Togo : l’artiste Noélie Elykem défie l’autorité avec un geste choc sur tiktok

Une vidéo publiée sur TikTok a marqué les esprits au Togo et bien au-delà. L’artiste gospel Noélie Elykem y déchire son passeport en direct, un acte qui soulève des débats intenses sur les limites de la contestation citoyenne à l’ère du numérique. Derrière ce geste spectaculaire se cache une remise en question radicale de la gouvernance du président Faure Gnassingbé, exprimée depuis les États-Unis par une artiste engagée.

En quelques minutes de diffusion, la scène a enflammé les réseaux sociaux et divisé l’opinion publique.
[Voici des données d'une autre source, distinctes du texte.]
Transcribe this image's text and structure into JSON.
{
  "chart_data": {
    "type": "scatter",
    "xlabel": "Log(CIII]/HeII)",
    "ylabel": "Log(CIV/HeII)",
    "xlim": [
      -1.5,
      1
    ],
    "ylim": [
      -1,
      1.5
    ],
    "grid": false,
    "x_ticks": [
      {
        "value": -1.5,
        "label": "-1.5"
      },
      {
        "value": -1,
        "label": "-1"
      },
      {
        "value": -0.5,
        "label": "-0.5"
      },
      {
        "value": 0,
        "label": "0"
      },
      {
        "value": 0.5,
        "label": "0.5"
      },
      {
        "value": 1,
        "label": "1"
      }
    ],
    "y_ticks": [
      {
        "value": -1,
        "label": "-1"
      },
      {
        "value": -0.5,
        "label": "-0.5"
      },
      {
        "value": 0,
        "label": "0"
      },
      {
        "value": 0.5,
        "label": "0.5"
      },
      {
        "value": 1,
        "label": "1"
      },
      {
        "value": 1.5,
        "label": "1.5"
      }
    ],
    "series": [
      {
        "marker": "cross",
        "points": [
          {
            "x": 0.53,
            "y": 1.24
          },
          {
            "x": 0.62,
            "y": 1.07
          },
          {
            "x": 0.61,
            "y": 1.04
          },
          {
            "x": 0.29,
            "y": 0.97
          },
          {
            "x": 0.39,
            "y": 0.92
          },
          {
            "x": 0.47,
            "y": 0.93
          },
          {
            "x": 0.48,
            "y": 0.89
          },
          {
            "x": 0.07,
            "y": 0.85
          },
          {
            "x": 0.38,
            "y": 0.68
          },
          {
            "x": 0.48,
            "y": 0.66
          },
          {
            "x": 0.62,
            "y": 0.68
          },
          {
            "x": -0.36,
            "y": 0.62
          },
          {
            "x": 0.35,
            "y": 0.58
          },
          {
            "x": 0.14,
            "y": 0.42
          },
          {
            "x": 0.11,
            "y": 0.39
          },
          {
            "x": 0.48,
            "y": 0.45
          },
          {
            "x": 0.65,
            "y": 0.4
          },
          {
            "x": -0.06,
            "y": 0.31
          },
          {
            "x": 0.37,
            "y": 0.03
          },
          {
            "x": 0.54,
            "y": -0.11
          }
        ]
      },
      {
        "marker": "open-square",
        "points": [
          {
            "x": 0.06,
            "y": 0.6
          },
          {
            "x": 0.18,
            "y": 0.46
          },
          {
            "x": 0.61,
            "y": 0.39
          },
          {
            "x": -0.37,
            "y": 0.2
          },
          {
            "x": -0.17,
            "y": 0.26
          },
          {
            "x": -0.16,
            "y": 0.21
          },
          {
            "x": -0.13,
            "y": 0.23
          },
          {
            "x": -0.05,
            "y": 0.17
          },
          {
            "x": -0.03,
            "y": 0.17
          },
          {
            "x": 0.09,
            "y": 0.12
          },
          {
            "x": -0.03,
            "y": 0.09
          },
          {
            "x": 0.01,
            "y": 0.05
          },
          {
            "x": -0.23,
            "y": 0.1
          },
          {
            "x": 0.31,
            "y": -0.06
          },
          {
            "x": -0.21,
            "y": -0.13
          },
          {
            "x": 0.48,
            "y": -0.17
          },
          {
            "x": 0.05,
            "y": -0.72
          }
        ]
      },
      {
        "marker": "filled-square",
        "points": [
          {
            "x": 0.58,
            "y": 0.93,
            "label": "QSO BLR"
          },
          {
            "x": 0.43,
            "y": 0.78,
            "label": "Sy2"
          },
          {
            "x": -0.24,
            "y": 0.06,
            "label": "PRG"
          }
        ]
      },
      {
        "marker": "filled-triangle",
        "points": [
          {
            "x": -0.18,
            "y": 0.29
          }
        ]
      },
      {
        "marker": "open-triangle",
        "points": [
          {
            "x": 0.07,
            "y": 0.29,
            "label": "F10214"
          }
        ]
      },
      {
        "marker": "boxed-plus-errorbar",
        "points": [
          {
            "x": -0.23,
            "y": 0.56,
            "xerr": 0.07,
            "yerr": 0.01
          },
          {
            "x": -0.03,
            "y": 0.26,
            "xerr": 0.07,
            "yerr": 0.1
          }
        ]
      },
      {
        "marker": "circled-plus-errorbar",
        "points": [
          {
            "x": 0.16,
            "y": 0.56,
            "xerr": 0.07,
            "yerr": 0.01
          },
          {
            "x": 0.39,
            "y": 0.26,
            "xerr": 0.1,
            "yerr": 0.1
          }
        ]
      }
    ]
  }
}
Noélie Elykem, par ce geste théâtral, a choisi de renier symboliquement ses origines, déclenchant une vague de réactions contrastées. Certains y voient une forme de résistance légitime face à un pouvoir perçu comme oppressif, tandis que d’autres dénoncent une atteinte aux symboles de l’État togolais.

Un acte sans valeur légale, mais un symbole puissant

D’un point de vue juridique, la destruction d’un passeport togolais n’a aucune incidence sur la nationalité de Noélie Elykem. En Togo, les documents officiels restent la propriété de l’État, et leur altération volontaire est passible de sanctions. Contrairement aux idées reçues, un tel geste ne constitue pas une renonciation à la citoyenneté togolaise, celle-ci ne pouvant être modifiée que par des procédures administratives strictes et encadrées par la loi.

Entre contestation politique et désacralisation des symboles nationaux

Le cœur du débat porte sur la légitimité de ce type de protestation. Pour une frange de la population, notamment parmi la diaspora, la destruction du passeport incarne l’exaspération face à une crise démocratique persistante. Ce geste devient alors un cri de révolte contre un système jugé illégitime, où les voix des citoyens seraient systématiquement ignorées.

À l’inverse, de nombreux observateurs et citoyens togolais considèrent ce geste comme une provocation excessive. Critiquer un gouvernement est une chose, mais s’attaquer aux emblèmes de la Nation — passeport, drapeau ou hymne — relève, selon eux, d’une transgression des valeurs républicaines. Ces symboles, bien au-delà des régimes politiques, représentent l’identité et la mémoire collective d’un pays.

La protestation numérique : entre viralité et polarisation

Cet événement illustre une tendance croissante parmi les diasporas africaines : l’utilisation des réseaux sociaux comme tribune de contestation. À l’ère des algorithmes, la recherche d’impact pousse parfois à des formes de militantisme spectaculaire. Si ces actions gagnent en visibilité, elles risquent aussi de fragmenter le débat public, au détriment d’une réflexion politique approfondie et nuancée.

Faut-il voir dans ce geste une forme d’émancipation citoyenne ou une profanation des valeurs nationales ? La question divise et reflète les tensions croissantes entre une jeunesse en quête de liberté et des institutions perçues comme rigides.